I semi per l’epopea delle Fanny vengono gettati nelle lontane Filippine. June e Jean Millington sono due sorelle, figlie di un militare americano stanziato nelle Filippine e di una ragazza locale. Quando la famiglia torna negli Stati Uniti, in California, è il 1961. Paradossalmente, il primo embrione della band nasce proprio per reagire ad atti di bullismo.

Le due ragazze vengono infatti emarginate per i loro lineamenti esotici; forse i compagni di scuola non le ritengono abbastanza stereotipate per rientrare nei canoni che esistono solo nelle loro teste, ma ottengono l’effetto contrario. June e Jean, che hanno grandi doti per la musica, reagiscono cercando appoggio e amicizia attraverso l’arte. Formano un duo, cantando e accompagnandosi con l’ukulele.

In breve, quello che era un modo per scansare certi comportamenti incivili, diventa qualcosa a cui applicarsi e prendere gusto. Alle due giovani si aggiungono Addie Lee, una chitarrista, e Brie Brandt alla batteria: nascono le Svelts. La band inizia a farsi notare suonando rock’n’roll, un genere fino ad allora esclusivo dei maschi.

Le ragazze erano infatti puro contorno, pupe da conquistare a colpi di ciuffi brillantinati, movimenti di bacino e qualche schitarrata.

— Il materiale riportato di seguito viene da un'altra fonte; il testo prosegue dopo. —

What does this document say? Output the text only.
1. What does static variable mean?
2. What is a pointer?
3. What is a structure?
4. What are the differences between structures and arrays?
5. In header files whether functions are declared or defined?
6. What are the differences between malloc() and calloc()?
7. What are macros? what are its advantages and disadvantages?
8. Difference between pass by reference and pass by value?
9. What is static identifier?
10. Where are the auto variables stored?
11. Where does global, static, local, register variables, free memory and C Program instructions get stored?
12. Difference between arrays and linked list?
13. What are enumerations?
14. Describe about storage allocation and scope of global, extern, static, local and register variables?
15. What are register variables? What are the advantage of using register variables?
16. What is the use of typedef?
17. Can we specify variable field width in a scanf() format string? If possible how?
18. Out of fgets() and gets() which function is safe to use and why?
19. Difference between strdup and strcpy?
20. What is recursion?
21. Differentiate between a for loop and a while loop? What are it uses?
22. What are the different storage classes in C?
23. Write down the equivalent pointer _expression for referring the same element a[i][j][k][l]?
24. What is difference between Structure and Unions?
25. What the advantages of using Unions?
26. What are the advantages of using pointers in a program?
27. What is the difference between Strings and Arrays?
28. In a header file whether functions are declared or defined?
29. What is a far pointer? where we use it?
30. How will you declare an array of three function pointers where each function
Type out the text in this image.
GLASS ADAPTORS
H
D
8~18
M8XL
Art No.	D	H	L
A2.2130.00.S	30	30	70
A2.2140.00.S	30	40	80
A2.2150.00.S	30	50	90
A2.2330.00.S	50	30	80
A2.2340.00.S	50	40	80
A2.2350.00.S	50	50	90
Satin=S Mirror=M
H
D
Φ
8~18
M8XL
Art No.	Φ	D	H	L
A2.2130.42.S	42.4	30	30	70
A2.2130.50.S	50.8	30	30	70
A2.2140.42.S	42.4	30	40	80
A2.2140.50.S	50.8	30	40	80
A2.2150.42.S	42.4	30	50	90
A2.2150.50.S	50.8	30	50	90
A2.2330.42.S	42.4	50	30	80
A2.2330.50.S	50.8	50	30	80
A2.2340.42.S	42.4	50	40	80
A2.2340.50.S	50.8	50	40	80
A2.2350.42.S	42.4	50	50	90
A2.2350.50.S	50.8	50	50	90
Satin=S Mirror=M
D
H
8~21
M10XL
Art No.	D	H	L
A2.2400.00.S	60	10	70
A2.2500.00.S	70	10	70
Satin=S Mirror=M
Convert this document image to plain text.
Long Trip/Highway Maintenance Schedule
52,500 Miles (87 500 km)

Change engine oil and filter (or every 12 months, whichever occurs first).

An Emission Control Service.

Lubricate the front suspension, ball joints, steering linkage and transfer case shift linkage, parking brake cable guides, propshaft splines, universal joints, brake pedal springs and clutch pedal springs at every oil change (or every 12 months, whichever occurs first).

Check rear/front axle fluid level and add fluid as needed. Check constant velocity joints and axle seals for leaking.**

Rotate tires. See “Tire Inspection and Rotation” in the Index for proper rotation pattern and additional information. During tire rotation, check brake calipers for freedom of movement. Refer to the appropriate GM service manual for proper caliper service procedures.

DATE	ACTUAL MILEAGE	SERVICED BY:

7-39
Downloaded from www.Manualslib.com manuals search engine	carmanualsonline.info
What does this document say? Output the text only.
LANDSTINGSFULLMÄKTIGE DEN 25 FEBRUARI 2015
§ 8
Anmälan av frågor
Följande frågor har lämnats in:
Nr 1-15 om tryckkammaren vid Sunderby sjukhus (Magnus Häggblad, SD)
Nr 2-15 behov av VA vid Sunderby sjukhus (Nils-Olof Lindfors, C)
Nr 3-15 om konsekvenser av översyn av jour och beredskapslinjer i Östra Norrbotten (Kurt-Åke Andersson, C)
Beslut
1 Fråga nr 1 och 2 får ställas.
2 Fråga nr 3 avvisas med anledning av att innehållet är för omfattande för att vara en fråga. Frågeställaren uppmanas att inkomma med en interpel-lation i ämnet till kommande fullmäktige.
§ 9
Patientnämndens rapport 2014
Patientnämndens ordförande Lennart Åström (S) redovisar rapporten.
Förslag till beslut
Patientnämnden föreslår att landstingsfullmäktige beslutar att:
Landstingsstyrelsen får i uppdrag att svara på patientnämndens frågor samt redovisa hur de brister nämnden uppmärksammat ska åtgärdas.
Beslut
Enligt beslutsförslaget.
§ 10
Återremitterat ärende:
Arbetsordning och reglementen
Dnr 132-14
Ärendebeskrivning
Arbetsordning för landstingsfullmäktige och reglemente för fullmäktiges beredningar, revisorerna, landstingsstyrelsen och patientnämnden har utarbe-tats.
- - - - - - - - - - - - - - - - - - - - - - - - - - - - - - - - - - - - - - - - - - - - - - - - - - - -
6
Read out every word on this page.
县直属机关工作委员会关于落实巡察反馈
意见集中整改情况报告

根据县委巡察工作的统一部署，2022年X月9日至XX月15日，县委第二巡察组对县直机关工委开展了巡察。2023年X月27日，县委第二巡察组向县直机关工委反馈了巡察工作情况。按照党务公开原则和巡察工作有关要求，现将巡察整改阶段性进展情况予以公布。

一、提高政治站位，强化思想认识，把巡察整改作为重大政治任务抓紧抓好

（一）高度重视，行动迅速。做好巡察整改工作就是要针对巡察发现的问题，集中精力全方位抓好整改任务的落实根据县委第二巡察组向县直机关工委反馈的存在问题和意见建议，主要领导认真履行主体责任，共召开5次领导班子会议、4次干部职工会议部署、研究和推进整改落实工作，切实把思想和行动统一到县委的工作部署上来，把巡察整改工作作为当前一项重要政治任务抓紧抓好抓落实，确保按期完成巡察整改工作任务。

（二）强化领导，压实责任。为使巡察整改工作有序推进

Al massimo, il mondo del pop permetteva qualche gruppo vocale in stile Motown; le uniche donne che avevano imbracciato la chitarra, fino ad allora, erano blueswoman come Memphis Minnie, spesso reduci da vite di strada e con storie al limite dello schiavismo.

Le Svelts iniziano a farsi un nome come band rock femminile, ma l’epoca è quella che è, e così Brie Brandt deve abbandonare il progetto quando si sposa; difficilmente nella puritana America una donna sposata può inseguire sogni musicali. Arriva così al suo posto Alice De Buhr, una riot girl ante litteram che sarà la batterista fissa della band.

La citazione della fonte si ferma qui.